On a recent Sunday night, in need of a "no worries" infusion, I headed to Kahuna. Despite the poseuresque Hawaiian name for a place for Florida locals, I quickly found it an ideal spot to chill for more reasons than just the frozen slushy selection. After all, nothing says "no worries" like being able to jump your car "Dukes of Hazzard style" into a drainage ditch, leave the scene of the crime, then laugh about it all later. And Mac, a server at the Deerfield Beach bar, did just that when I asked how he liked his job.
"Basically, I moved here and then parked my car in a canal," the server told me with a wry smile. "I'm working here to pay off the tickets."
Other than minor injuries, the only damage was done to the car and his driving record and to his career. Though he has a business degree, he needed the fast cash of the restaurant job.

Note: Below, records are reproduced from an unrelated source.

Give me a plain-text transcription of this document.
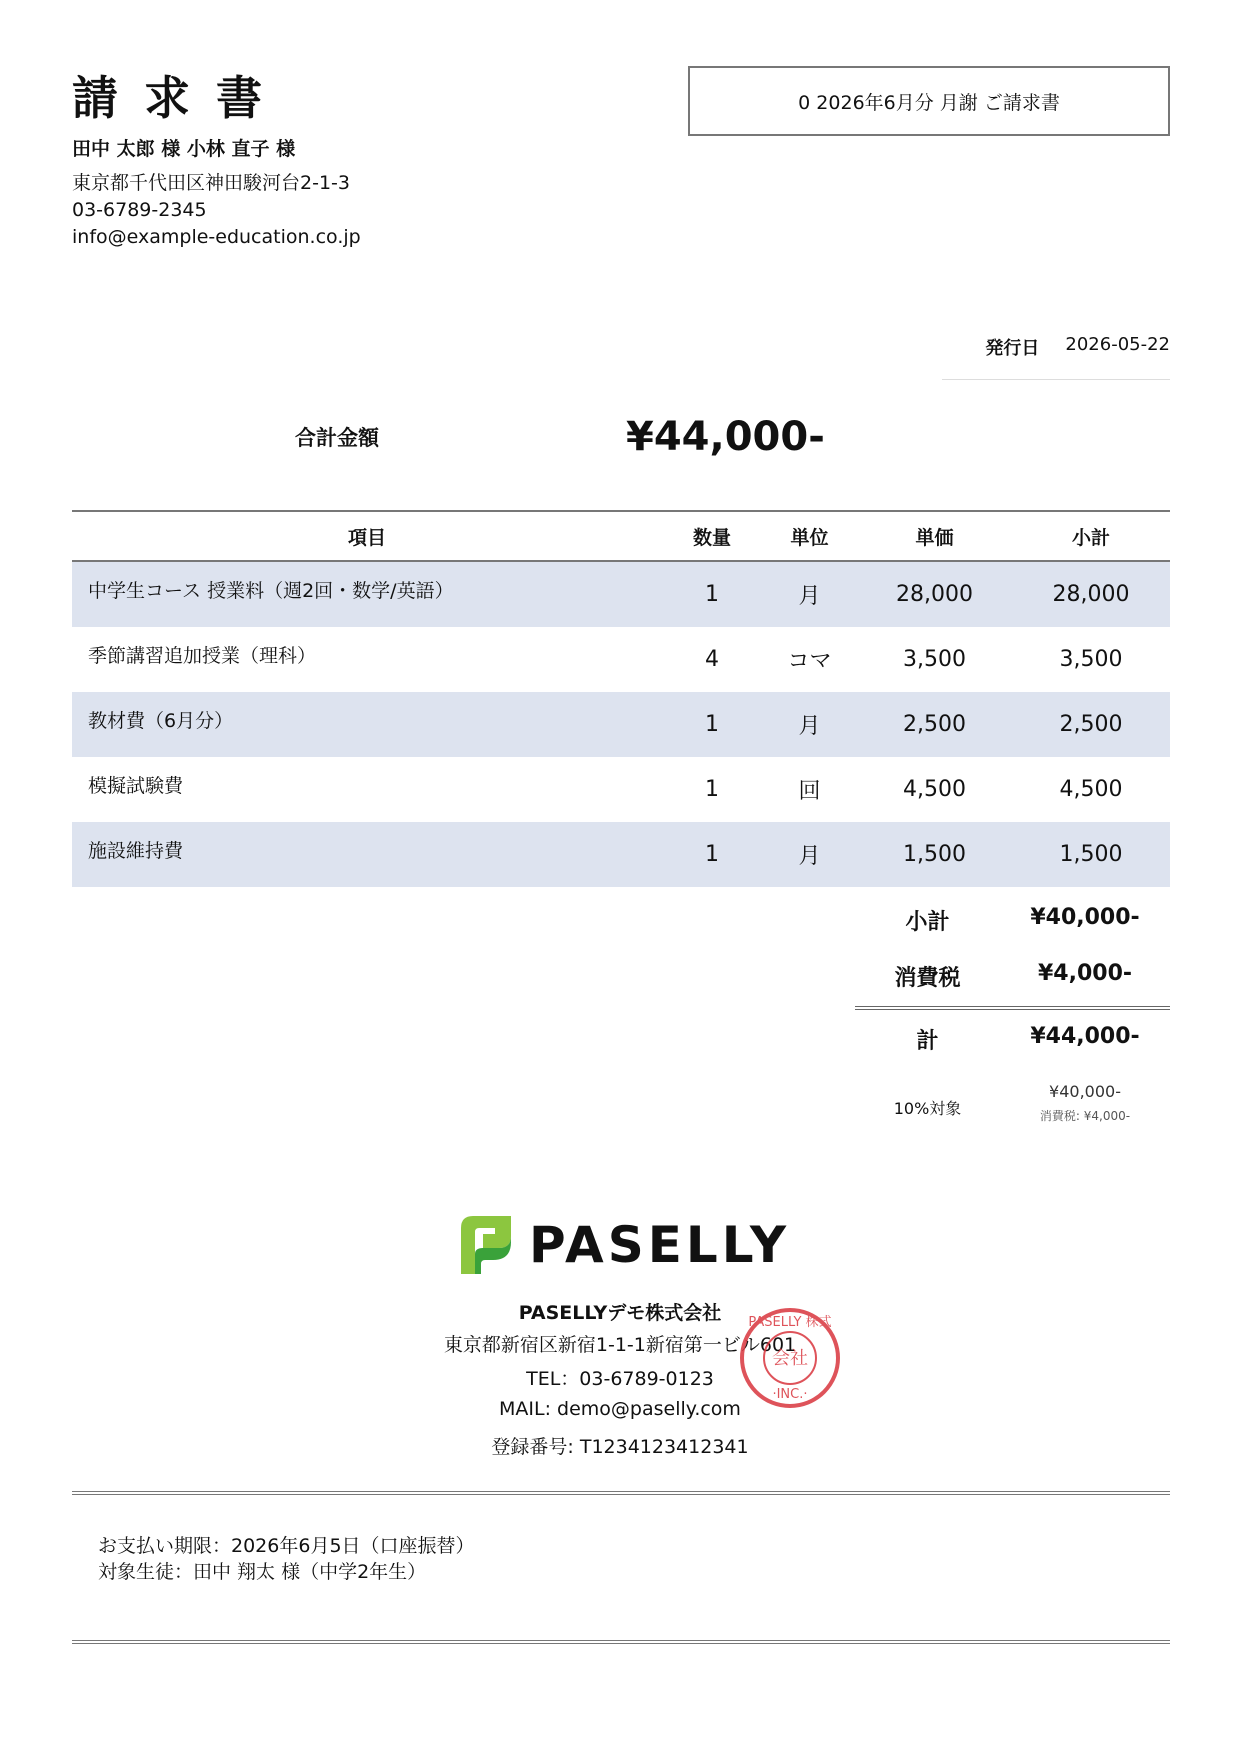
請求書
田中 太郎 様 小林 直子 様
東京都千代田区神田駿河台2-1-3
03-6789-2345
info@example-education.co.jp
0 2026年6月分 月謝 ご請求書
発行日 2026-05-22
合計金額	¥44,000-
項目	数量	単位	単価	小計
中学生コース 授業料（週2回・数学/英語）	1	月	28,000	28,000
季節講習追加授業（理科）	4	コマ	3,500	3,500
教材費（6月分）	1	月	2,500	2,500
模擬試験費	1	回	4,500	4,500
施設維持費	1	月	1,500	1,500
小計	¥40,000-
消費税	¥4,000-
計	¥44,000-
10%対象
¥40,000-
消費税: ¥4,000-
PASELLY
PASELLYデモ株式会社
東京都新宿区新宿1-1-1新宿第一ビル601
TEL：03-6789-0123
MAIL: demo@paselly.com
登録番号: T1234123412341
PASELLY 株式
会社
·INC.·
お支払い期限：2026年6月5日（口座振替）
対象生徒：田中 翔太 様（中学2年生）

When he told me the authorities found him by tracing the gym ID on the keys he'd left in the ignition, I couldn't help but laugh too. OK, it wasn't a classic surf tale, but it did share a similar spirit.

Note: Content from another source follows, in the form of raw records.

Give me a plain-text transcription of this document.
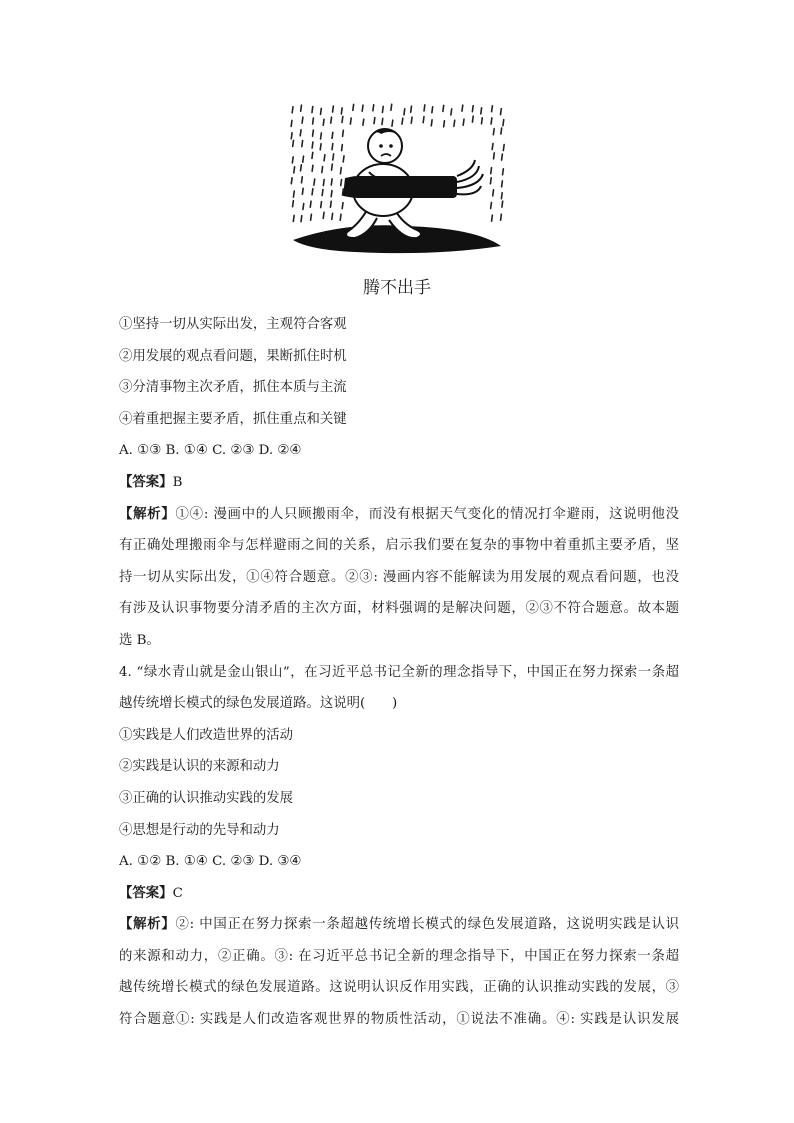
腾不出手
①坚持一切从实际出发，主观符合客观
②用发展的观点看问题，果断抓住时机
③分清事物主次矛盾，抓住本质与主流
④着重把握主要矛盾，抓住重点和关键
A. ①③ B. ①④ C. ②③ D. ②④
【答案】B
【解析】①④: 漫画中的人只顾搬雨伞，而没有根据天气变化的情况打伞避雨，这说明他没
有正确处理搬雨伞与怎样避雨之间的关系，启示我们要在复杂的事物中着重抓主要矛盾，坚
持一切从实际出发，①④符合题意。②③: 漫画内容不能解读为用发展的观点看问题，也没
有涉及认识事物要分清矛盾的主次方面，材料强调的是解决问题，②③不符合题意。故本题
选 B。
4. “绿水青山就是金山银山”，在习近平总书记全新的理念指导下，中国正在努力探索一条超
越传统增长模式的绿色发展道路。这说明(　　)
①实践是人们改造世界的活动
②实践是认识的来源和动力
③正确的认识推动实践的发展
④思想是行动的先导和动力
A. ①② B. ①④ C. ②③ D. ③④
【答案】C
【解析】②: 中国正在努力探索一条超越传统增长模式的绿色发展道路，这说明实践是认识
的来源和动力，②正确。③: 在习近平总书记全新的理念指导下，中国正在努力探索一条超
越传统增长模式的绿色发展道路。这说明认识反作用实践，正确的认识推动实践的发展，③
符合题意①: 实践是人们改造客观世界的物质性活动，①说法不准确。④: 实践是认识发展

As the afternoon's reggae band carried out the last of its equipment, the night's acoustic entertainer began setting up. At 8:30 p.m., the crowd was in transition too. People shuffled in and out in their flip-flops. Most lounged in the chairs at the tables on the porch so they could smoke. Others leaned casually on tabletops chatting in booths by the wall.

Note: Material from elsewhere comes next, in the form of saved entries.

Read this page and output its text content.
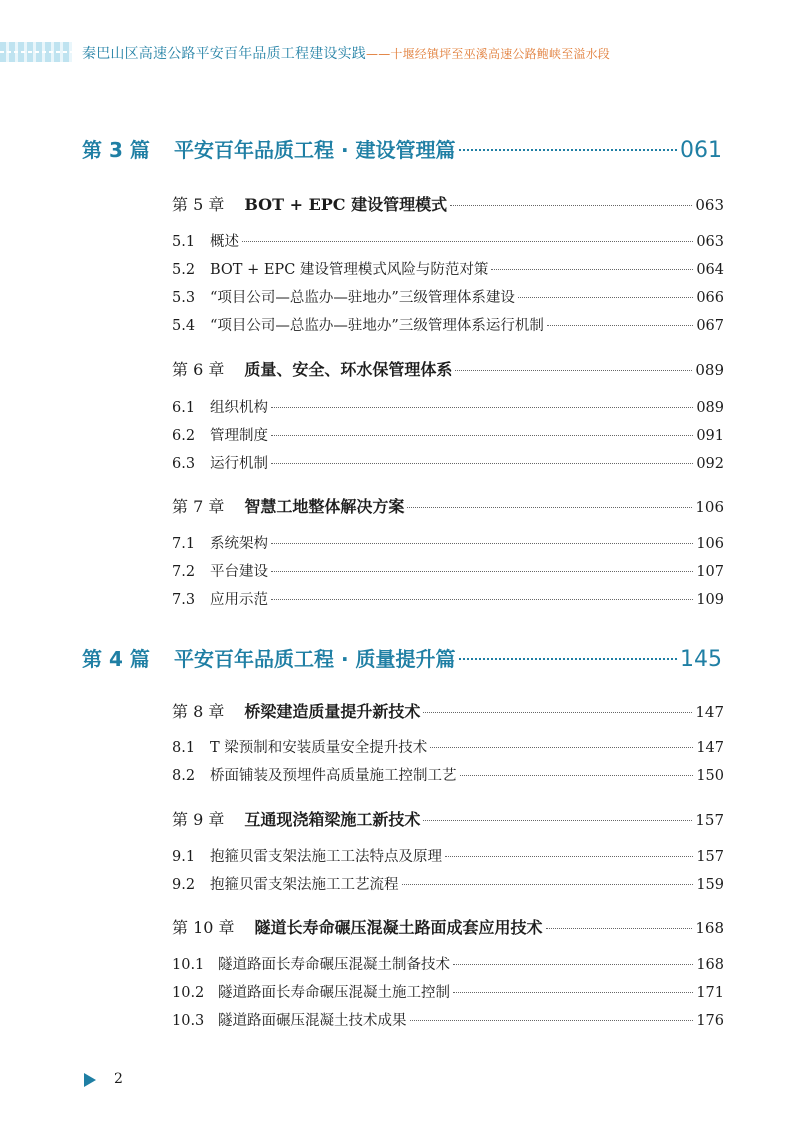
秦巴山区高速公路平安百年品质工程建设实践——十堰经镇坪至巫溪高速公路鲍峡至溢水段
第 3 篇	平安百年品质工程 · 建设管理篇	061
第 5 章 BOT + EPC 建设管理模式	063
5.1	概述	063
5.2	BOT + EPC 建设管理模式风险与防范对策	064
5.3	“项目公司—总监办—驻地办”三级管理体系建设	066
5.4	“项目公司—总监办—驻地办”三级管理体系运行机制	067
第 6 章 质量、安全、环水保管理体系	089
6.1	组织机构	089
6.2	管理制度	091
6.3	运行机制	092
第 7 章 智慧工地整体解决方案	106
7.1	系统架构	106
7.2	平台建设	107
7.3	应用示范	109
第 4 篇	平安百年品质工程 · 质量提升篇	145
第 8 章 桥梁建造质量提升新技术	147
8.1	T 梁预制和安装质量安全提升技术	147
8.2	桥面铺装及预埋件高质量施工控制工艺	150
第 9 章 互通现浇箱梁施工新技术	157
9.1	抱箍贝雷支架法施工工法特点及原理	157
9.2	抱箍贝雷支架法施工工艺流程	159
第 10 章 隧道长寿命碾压混凝土路面成套应用技术	168
10.1 隧道路面长寿命碾压混凝土制备技术	168
10.2 隧道路面长寿命碾压混凝土施工控制	171
10.3 隧道路面碾压混凝土技术成果	176
2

A wood sign on the bamboo-lined wall declared: Locals only. But it seemed more like a decorative accent than a real warning (the locals had embraced a reckless driver from out-of-state as one of their own, after all). I was hoping they'd also accept a nosy reporter from the next county who'd dug up her surfer attire in the hopes of blending in.
The dude next to me with the maze of blond dreadlocks seemed natural in these surroundings and admitted he was a surfer who lived just around the corner.
"I'm here only during business hours," he quipped, "cuz when it's closing time, I know I have to get up for work soon."
It seemed like a reasonable policy, and I said so. Waiting for his beer, he let an easy smile part his densely grown beard and mustache and introduced himself as Eric. Then he quizzed me on who I was and why I'd come to his hangout on a Sunday night. But I wasn't giving up much.
"You're not riff-raff, are you?" he asked with a suspicious look.
"Is that something that washes up on the beach?" I asked, just to be a smartass.
"Good one!" he said nudging me with his elbow.
I was pretty sure it wasn't, but I was glad he was playing along.
When the bartender delivered his beer, I ordered a mai-tai slushy from the many colorful frozen drink options whirring in the stainless-steel machines and then asked him to define riff-raff.
"You know... people who... ," he said, clearly mincing words as he tried to define his term as vaguely as possible, "have bad habits."
"Sometimes I burp in public," I offered as a definition of one of my own bad habits.
He assured me such behavior was acceptable and accepted my peace offering a sample of my brain-freezing cocktail before returning to his bevy of babes at one of the tables.
Alone again, I eavesdropped on the staff's banter. A few of them, including Mac and another who introduced himself as Matt, were tossing the word zu-zu between them.
"Like Zuzu's petals?" I interrupted.
"No, it means 'penis' in Haitian," Mac explained, obviously so new to town that he didn't realize that Haitian isn't a language.
I noted the Creole term wasn't as masculine as the English slang.
"Cock and dick: Now there's some words with balls to them," I remarked with a smirk.
"That's because Haitians have smaller zuzus," Mac shot back.
I wondered aloud how he became such an expert in comparative penis studies.
"We had everyone in the kitchen line up," he laughed.